The First NMS Faculty Science Festival

Some of the most cutting-edge science takes place at King’s College London and British Science Week presented a fantastic opportunity to share it with the public during the inaugural NMS (Faculty of Natural & Mathematical Sciences) Science Festival. British Science Week is an annual national celebration of STEM subjects, inspiring and exciting the next generation of researchers, opening doors to career pathways for underrepresented groups and promoting the exciting work going on in UK universities and industries.

Chemistry equipment made of fractals
Fractal chemistry equipment

The lunchtime event was held on the Strand campus and welcomed contributions from students, researchers and world-famous academics, who displayed scientific posters, guided children through hands-on chemistry and physics demonstrations and talked about the challenges they face with their research.

The public saw financial mathematicians discussing the statistics behind the stock market, computer scientists talking about cracking codes and physicists making kitchen cabinet lava lamps.

There were queues of enthusiasts forming before the official opening and the room stayed packed throughout the morning. The most popular stand by far was a demonstration of the super-cooling properties of liquid nitrogen where, in between shrieks of delight, the keen audience quizzed the Department of Chemistry on its properties.
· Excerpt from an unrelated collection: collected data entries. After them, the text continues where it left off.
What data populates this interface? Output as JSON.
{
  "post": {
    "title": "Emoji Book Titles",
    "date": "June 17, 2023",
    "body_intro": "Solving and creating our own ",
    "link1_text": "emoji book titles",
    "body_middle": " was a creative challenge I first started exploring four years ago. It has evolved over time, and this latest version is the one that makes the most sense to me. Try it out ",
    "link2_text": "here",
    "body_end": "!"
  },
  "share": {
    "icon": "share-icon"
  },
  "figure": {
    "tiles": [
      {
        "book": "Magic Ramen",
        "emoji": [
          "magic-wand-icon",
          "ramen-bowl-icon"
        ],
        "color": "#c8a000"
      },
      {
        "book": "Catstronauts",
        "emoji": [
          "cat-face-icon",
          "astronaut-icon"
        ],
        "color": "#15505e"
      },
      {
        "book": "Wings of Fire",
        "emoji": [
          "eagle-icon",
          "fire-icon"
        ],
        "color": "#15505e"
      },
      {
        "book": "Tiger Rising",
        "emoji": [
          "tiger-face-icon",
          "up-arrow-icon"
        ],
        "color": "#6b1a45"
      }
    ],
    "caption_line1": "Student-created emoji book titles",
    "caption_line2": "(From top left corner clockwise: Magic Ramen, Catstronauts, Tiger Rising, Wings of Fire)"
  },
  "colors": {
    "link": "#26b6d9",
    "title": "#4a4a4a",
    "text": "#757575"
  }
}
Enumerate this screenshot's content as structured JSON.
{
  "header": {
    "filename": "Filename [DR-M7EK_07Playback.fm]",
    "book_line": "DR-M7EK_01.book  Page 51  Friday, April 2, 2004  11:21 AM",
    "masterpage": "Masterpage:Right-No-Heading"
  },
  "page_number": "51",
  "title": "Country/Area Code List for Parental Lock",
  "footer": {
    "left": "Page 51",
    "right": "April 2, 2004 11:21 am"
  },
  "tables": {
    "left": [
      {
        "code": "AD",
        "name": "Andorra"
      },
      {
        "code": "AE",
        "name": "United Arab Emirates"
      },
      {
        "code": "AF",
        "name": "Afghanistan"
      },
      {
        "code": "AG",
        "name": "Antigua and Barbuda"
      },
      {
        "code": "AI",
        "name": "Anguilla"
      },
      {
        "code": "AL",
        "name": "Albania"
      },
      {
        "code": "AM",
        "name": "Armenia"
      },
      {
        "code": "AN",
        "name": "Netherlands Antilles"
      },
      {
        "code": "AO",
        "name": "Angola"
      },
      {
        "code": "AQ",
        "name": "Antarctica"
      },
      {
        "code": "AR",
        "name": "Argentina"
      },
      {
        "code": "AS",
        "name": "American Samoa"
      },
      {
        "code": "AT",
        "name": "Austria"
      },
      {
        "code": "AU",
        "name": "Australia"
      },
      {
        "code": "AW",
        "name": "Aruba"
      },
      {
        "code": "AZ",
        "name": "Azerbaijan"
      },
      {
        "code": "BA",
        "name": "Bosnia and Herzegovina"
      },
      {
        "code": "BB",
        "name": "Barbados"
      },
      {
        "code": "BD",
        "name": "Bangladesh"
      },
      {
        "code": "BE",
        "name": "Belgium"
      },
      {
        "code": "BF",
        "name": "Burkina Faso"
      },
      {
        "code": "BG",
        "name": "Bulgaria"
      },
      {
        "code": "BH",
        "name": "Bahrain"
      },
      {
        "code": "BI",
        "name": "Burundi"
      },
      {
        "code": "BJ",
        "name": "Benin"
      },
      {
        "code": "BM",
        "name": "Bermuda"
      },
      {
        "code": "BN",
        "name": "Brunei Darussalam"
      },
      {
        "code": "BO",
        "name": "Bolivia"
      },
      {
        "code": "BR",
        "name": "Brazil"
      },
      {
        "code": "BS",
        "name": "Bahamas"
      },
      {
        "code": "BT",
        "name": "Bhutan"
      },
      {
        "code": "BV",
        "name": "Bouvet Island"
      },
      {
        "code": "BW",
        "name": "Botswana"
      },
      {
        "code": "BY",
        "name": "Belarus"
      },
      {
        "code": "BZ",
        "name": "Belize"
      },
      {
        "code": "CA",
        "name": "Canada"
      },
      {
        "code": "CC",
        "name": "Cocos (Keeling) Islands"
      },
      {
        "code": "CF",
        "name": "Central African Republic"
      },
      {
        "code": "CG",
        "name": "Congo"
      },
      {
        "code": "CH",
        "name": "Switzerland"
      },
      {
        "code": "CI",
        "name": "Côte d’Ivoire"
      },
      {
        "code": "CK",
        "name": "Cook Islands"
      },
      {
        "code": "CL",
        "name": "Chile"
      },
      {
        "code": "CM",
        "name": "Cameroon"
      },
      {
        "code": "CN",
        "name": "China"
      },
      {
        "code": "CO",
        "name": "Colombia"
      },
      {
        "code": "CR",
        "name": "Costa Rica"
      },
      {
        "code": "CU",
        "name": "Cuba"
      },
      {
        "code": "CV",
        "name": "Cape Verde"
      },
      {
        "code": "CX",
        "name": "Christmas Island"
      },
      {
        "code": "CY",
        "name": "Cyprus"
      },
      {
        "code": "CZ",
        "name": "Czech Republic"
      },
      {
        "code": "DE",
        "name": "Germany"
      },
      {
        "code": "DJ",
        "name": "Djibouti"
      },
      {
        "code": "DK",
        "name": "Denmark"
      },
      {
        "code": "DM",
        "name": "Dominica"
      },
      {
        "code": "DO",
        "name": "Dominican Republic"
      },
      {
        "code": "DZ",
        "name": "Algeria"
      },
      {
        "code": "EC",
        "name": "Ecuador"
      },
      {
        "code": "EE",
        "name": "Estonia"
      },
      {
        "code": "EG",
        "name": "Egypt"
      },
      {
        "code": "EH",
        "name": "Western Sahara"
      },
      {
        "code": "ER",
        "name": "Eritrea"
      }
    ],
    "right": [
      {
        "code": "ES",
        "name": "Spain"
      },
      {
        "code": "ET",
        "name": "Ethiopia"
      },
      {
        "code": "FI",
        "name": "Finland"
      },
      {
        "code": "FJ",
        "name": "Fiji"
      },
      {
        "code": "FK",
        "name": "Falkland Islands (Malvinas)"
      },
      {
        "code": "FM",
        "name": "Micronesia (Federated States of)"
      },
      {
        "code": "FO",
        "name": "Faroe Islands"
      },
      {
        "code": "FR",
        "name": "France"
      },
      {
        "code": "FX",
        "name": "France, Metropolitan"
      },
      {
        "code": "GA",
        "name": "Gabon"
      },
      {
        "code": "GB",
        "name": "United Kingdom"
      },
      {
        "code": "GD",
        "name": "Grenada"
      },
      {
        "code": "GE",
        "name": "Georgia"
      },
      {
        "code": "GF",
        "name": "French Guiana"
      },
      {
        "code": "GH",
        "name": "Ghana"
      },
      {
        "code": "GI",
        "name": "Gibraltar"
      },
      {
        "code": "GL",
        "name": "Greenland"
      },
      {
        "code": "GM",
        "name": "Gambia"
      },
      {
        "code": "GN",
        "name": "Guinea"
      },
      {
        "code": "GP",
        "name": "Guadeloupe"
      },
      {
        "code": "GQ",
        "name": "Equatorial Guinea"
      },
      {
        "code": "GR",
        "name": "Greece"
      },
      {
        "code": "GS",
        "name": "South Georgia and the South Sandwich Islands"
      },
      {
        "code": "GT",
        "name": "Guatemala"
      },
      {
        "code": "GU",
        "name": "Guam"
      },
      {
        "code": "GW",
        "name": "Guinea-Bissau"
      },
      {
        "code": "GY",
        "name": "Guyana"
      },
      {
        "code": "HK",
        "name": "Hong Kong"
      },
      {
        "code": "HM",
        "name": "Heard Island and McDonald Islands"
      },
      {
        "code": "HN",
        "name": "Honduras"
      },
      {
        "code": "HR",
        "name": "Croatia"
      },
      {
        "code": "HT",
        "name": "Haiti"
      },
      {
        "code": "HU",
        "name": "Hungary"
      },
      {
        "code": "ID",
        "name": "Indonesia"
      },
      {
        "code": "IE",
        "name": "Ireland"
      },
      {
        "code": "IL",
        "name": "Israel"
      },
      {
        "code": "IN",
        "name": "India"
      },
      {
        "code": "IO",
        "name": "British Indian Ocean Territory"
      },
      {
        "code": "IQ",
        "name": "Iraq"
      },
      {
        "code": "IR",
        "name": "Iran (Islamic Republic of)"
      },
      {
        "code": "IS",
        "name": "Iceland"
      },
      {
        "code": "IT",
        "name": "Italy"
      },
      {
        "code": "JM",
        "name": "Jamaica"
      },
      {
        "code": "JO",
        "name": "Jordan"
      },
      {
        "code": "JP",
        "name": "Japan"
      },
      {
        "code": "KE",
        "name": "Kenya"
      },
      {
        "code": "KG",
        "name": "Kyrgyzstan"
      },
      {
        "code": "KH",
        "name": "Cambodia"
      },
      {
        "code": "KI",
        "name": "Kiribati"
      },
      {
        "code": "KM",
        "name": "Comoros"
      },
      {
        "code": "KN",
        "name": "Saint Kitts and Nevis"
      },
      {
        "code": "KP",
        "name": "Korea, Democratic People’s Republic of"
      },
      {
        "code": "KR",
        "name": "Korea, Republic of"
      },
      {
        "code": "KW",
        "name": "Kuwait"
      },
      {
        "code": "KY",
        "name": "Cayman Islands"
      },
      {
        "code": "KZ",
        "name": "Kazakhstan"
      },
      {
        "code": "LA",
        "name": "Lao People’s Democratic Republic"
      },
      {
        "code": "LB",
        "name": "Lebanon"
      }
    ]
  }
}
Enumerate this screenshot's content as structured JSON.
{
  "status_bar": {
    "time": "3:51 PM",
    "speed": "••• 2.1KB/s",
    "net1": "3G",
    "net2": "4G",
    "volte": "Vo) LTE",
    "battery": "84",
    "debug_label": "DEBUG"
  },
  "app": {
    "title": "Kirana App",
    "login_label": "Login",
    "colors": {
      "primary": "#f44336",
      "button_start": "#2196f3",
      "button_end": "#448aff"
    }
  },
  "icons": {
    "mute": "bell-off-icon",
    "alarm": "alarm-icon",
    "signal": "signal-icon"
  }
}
Using table-top lab apparatus skillfully transported across Waterloo Bridge, King’s College London’s Chem Soc demonstrated how different materials absorb light.

The visiting families loved seeing behind the usually closed doors of a university, and the scientists themselves really benefited from feedback from the public, industry experts and members of the King’s College London community.

Prospective King’s students weren’t only impressed by scientific experiments, but were introduced to current research by the scientists themselves. The youngest members of the audience began to dream up their futures spent in our laboratories and the local residents felt more part of the King’s College London community.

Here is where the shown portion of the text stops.